What Is Law?

The law provides a way for people to resolve their differences peacefully and ensures that society is orderly. It also protects people’s liberties and rights by establishing standards and ensuring that the government is not overreaching its power. The law consists of a variety of branches, such as contracts and property laws. Each has specific rules that regulate a particular aspect of daily life, such as the requirement that drivers wear seatbelts or that landlords keep their buildings in good repair.

In countries with “common law” legal systems, judicial decisions are explicitly recognized as “law” on equal footing with statutes passed through the legislative process and regulations issued by executive branch agencies. This is known as the “doctrine of stare decisis” and helps to assure that similar cases reach similar outcomes.
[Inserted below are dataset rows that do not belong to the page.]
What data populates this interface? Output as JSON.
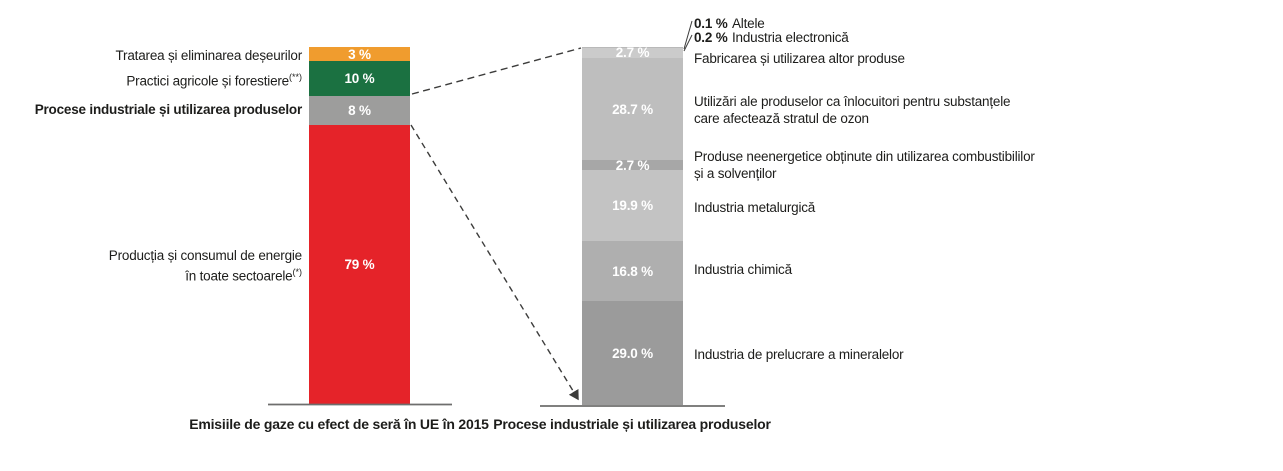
{
  "chart_data": {
    "type": "bar",
    "subtype": "stacked-percentage-with-breakdown",
    "unit": "%",
    "grid": false,
    "legend": false,
    "left_chart": {
      "axis_label": "Emisiile de gaze cu efect de seră în UE în 2015",
      "ylim": [
        0,
        100
      ],
      "segments": [
        {
          "name": "tratarea-deseurilor",
          "label": "Tratarea și eliminarea deșeurilor",
          "sup": "",
          "value": 3,
          "value_label": "3 %",
          "color": "#F09C2E"
        },
        {
          "name": "practici-agricole",
          "label": "Practici agricole și forestiere",
          "sup": "(**)",
          "value": 10,
          "value_label": "10 %",
          "color": "#1B7141"
        },
        {
          "name": "procese-industriale",
          "label": "Procese industriale și utilizarea produselor",
          "sup": "",
          "value": 8,
          "value_label": "8 %",
          "color": "#9D9D9C"
        },
        {
          "name": "energie",
          "label_line1": "Producția și consumul de energie",
          "label_line2": "în toate sectoarele",
          "sup": "(*)",
          "value": 79,
          "value_label": "79 %",
          "color": "#E52329"
        }
      ]
    },
    "right_chart": {
      "axis_label": "Procese industriale și utilizarea produselor",
      "ylim": [
        0,
        100
      ],
      "segments": [
        {
          "name": "altele",
          "label": "Altele",
          "value": 0.1,
          "value_label": "0.1 %",
          "color": "#DCDCDC",
          "in_bar": false
        },
        {
          "name": "industria-electronica",
          "label": "Industria electronică",
          "value": 0.2,
          "value_label": "0.2 %",
          "color": "#B9B9B9",
          "in_bar": false
        },
        {
          "name": "fabricarea-altor-produse",
          "label": "Fabricarea și utilizarea altor produse",
          "value": 2.7,
          "value_label": "2.7 %",
          "color": "#CBCBCB"
        },
        {
          "name": "inlocuitori-ozon",
          "label_line1": "Utilizări ale produselor ca înlocuitori pentru substanțele",
          "label_line2": "care afectează stratul de ozon",
          "value": 28.7,
          "value_label": "28.7 %",
          "color": "#BEBEBE"
        },
        {
          "name": "produse-neenergetice",
          "label_line1": "Produse neenergetice obținute din utilizarea combustibililor",
          "label_line2": "și a solvenților",
          "value": 2.7,
          "value_label": "2.7 %",
          "color": "#A7A7A7"
        },
        {
          "name": "industria-metalurgica",
          "label": "Industria metalurgică",
          "value": 19.9,
          "value_label": "19.9 %",
          "color": "#C3C3C3"
        },
        {
          "name": "industria-chimica",
          "label": "Industria chimică",
          "value": 16.8,
          "value_label": "16.8 %",
          "color": "#AFAFAF"
        },
        {
          "name": "industria-mineralelor",
          "label": "Industria de prelucrare a mineralelor",
          "value": 29.0,
          "value_label": "29.0 %",
          "color": "#9B9B9B"
        }
      ]
    },
    "connector_color": "#3C3C3B",
    "axis_line_color": "#6E6E6D"
  }
}
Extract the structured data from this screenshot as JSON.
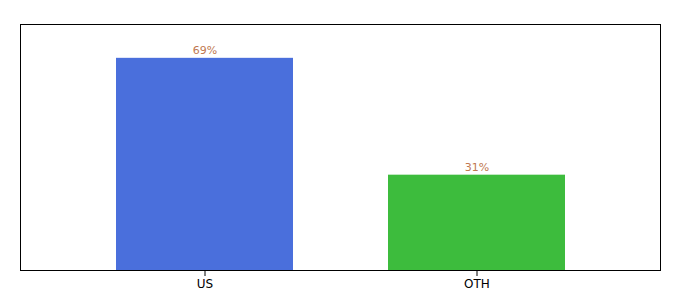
{
  "chart_data": {
    "type": "bar",
    "categories": [
      "US",
      "OTH"
    ],
    "values": [
      69,
      31
    ],
    "value_labels": [
      "69%",
      "31%"
    ],
    "colors": [
      "#4a6fdc",
      "#3dbc3d"
    ],
    "ylim": [
      0,
      80
    ],
    "data_labels": true,
    "tick_labels": "x"
  }
}
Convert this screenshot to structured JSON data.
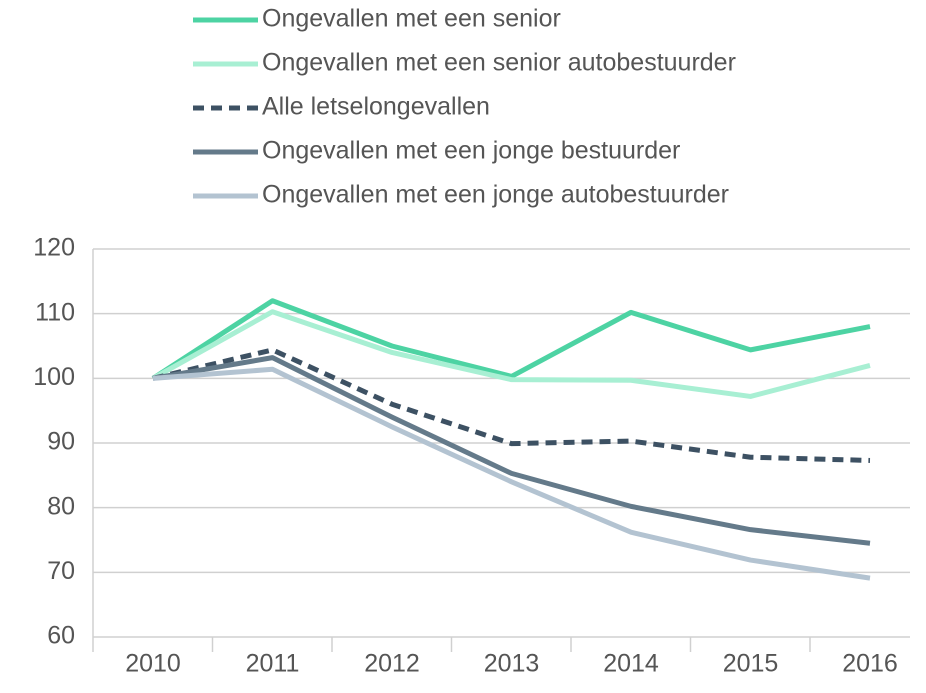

In contrast, countries with “civil law” systems use codes that reorganize Roman and customary law into more systematic forms for easier application.

The precise definition of law is a matter of ongoing debate. One view is that it consists of the individual’s rational choice in a given situation based on her experience (broadly defined to include first hand experiences and stories she has heard). Another is Holmes’ ontological understanding of law, that is, a flowing process in which participants’ probability estimates are updated as they learn from experience. The resulting narratives are then codified into “law.” A third approach is to see law as a set of rules and institutions created and enforced by social or governmental authorities for the purpose of regulating behavior.